Each of the three food elements-protein, minerals, vitamins has its own specific task in preparing your body for a long, youthful life. If I seem to emphasize protein and minerals more than I do vitamins, it's only because I feel certain the vitamin story is well enough known not to need detailed repetition in this book. On the other hand, I'm afraid the mineral story has been too often pushed into the background by 'sensational' vitamin news. Yet today, more than ever before, nutrition experts are turning to mineral therapy. The final report of the New York State Joint Legislative Committee on Nutrition for 1947 contains an article by Dr. C. Ward Crampton, noted authority on diseases of older persons, in which he .states: 'The foremost nutritional defects in the mature and aging are calcium, iron and protein.
Seventy-five per cent of the men of sixty suffer a lack of one or more. On the other hand, many suffer dietary excesses, notably carbohydrates and possibly cholesterol.'Dr. Crampton goes on to report that the American diet is more deficient in calcium than in any other food element. Our ordinary menu is calcium-poor. This calcium deficiency accumulates, becoming increasingly serious as the person grows older. Calcium is so important an ingredient of your blood that your bloodstream will attempt to maintain its calcium level, even though it has to rob other body parts of their vitally needed calcium. That is why, in many older persons, the bones, robbed of their calcium by the blood, become more fragile, resulting in easily fractured arms, legs and hips. It is also why calcium-starved heart muscles and brain cells often give up the struggle to maintain normal functioning in bodies that are comparatively young in years. Your nerves, your heart, your teeth, your brain cells, your blood-all need sufficient calcium to remain healthy, and to function as nature intended. Commenting that 'calcium poverty is one common cause of aging that can be corrected,' Dr. Crampton prescribes a grain of calcium lactate for each year of your age, taken in three doses three hours after each meal.
An inexpensive and convenient way to obtain added calcium in the diet is through the use of powdered skim milk. This dry milk provides needed calcium and protein, along with iron, copper, manganese, cobalt and other trace minerals-less the fats which are wisely limited during the later years. Even though you obtain ample calcium in your diet, quite unknowingly you may be allowing certain foods to rob your body of this vital mineral. Beet greens and spinach contain oxalic acid which deprives the body of its calcium; but you can eat turnip greens, kale and dandelion greens with full assurance that you are not upsetting the balance of this valuable mineral in your body. In fact, dandelion greens that springtime dish of your childhood-have high calcium and vegetable protein content which make them an excellent spring salad. Also, don't indulge in cocoa or rhubarb too freely, since both of them have a high oxalic acid content, and by frequent use of these two foods you run the risk of lowering your calcium reserves. It is Dr. Crampton’s belief that a deficiency of iron is nearly always present in the 'uncared-for person in the higher-age brackets.' He says that the typical person of sixty is anaemic, iron-poor and body-poor, unnecessarily so. And this condition is worse in those persons who are following some unwise diet because of 'dyspepsia' or 'indigestion.' Insufficient hydrochloric acid in the gastric secretions is a common cause of iron poverty in the older body.

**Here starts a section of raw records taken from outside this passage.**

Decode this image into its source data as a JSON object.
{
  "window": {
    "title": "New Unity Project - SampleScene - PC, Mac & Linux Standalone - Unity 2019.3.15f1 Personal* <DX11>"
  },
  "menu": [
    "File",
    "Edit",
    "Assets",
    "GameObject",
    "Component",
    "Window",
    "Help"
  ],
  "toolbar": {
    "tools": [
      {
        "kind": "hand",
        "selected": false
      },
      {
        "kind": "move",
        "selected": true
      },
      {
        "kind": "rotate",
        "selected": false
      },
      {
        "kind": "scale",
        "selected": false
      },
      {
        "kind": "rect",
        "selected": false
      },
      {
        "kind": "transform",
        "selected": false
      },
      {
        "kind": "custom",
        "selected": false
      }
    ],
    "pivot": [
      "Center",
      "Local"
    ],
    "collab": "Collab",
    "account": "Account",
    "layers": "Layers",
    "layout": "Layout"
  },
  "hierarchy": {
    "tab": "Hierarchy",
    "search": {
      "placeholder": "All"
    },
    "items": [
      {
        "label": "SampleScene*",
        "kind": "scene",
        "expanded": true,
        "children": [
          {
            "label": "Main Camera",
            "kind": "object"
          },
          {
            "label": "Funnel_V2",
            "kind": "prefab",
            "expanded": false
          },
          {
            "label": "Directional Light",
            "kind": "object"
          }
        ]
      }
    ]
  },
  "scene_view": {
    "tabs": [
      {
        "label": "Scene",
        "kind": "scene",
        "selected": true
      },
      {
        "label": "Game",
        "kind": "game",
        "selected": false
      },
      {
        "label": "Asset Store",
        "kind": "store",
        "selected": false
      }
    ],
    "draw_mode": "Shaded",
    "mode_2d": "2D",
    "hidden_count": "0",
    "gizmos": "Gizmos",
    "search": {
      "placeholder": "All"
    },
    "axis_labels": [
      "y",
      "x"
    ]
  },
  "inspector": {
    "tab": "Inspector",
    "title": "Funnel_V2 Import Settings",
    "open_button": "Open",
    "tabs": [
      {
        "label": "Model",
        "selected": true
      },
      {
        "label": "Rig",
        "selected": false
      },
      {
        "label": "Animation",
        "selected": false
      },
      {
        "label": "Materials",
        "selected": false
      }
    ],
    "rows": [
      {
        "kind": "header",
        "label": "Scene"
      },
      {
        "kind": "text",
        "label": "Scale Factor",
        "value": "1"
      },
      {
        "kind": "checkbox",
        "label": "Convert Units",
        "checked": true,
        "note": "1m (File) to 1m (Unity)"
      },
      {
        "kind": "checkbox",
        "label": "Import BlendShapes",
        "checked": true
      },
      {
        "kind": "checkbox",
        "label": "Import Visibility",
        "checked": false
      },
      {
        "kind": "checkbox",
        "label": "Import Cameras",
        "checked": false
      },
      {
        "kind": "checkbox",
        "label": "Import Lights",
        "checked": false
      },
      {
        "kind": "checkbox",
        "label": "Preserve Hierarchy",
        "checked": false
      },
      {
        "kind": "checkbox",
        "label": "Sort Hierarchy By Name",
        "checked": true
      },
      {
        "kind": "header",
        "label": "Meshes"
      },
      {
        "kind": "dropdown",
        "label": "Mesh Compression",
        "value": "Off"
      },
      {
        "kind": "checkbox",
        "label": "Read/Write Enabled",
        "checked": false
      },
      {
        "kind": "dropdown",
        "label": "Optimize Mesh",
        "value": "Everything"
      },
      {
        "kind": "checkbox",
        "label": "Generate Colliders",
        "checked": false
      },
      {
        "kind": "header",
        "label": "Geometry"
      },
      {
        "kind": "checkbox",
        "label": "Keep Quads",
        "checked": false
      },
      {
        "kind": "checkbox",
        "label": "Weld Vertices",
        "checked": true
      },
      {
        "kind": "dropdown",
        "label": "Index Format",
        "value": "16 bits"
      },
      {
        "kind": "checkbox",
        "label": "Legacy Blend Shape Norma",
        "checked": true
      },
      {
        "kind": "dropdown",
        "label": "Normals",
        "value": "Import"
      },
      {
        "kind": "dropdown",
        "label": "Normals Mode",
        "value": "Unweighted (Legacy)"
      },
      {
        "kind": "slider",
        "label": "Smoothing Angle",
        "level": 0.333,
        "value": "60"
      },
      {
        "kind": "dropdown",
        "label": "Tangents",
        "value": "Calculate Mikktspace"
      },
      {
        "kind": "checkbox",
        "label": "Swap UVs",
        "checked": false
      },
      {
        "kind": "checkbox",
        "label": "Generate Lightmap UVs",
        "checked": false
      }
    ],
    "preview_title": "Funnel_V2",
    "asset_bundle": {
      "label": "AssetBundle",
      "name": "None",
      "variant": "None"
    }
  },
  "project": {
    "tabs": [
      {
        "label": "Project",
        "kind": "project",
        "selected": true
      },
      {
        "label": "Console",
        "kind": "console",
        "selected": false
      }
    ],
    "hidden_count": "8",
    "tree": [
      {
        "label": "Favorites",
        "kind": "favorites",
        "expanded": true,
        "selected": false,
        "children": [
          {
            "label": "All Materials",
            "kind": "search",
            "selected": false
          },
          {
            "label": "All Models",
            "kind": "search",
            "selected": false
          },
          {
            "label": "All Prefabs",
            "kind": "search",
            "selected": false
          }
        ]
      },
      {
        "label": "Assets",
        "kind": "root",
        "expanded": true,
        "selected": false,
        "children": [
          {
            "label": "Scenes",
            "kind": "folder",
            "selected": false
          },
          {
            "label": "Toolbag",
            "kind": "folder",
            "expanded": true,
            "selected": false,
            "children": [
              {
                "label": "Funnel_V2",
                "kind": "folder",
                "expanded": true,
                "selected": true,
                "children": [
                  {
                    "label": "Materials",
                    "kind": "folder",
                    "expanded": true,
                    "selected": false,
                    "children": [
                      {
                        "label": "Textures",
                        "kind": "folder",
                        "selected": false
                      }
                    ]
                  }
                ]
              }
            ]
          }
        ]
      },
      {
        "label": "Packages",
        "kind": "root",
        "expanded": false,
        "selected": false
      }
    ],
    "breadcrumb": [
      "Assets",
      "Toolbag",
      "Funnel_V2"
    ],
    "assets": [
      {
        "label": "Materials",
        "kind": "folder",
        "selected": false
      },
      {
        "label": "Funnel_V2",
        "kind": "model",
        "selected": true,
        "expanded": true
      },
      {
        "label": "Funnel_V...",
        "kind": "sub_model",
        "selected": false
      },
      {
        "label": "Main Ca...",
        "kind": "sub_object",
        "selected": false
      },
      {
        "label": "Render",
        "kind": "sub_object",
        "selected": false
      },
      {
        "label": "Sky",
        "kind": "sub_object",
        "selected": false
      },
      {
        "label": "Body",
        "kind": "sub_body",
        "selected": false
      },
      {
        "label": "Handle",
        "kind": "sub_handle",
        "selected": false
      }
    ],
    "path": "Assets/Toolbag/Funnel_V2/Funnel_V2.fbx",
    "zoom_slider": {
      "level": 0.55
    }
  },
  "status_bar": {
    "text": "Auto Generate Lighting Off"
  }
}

Minerals that regulate everything in the human body from 'sight to sex' are lacking in a vast acreage of the croplands that spread across our country. Agricultural scientists are accumulating more and more evidence that a wide variety of human ills are caused by the poor nutrition furnished by foods grown in mineral-starved soils. Dr. K. Starr Chester, head of a staff of farm researchers, has announced that numerous studies show the soil in nearly every state lacks one or more trace elements-cobalt, copper, zinc, manganese, boron. All food grown on mineral-poor soil (and the soil on American farms is estimated to have lost from 50 per cent upwards of its mineral contents in the past fifty-five years) is dangerously inadequate in iron, calcium, phosphorus, sodium, potassium, magnesium and sulphur.
For this reason, I cannot say to you with confidence that such-and-such a vegetable or fruit will provide you with this, that or the other mineral. I can tell you that a certain food should provide certain minerals. But, strictly speaking, the only way I know of at the present time (until some of our high authorities and conservation experts wake up and make obligatory the preservation and restoration of minerals in the farm and garden soils of our nation) to give you foolproof advice on minerals is to recommend the use of a reliable mineral concentrate, provided you are in doubt about the mineral content of the foods available to you. The multiple-mineral concentrate is the best way to use a mineral supplement to the diet. In whatever way you choose to obtain your full daily quota of minerals, for the sake of the restored youthfulness and the long life you so ardently desire, don't neglect these vital food elements. They are minute-to-minute essentials to your health.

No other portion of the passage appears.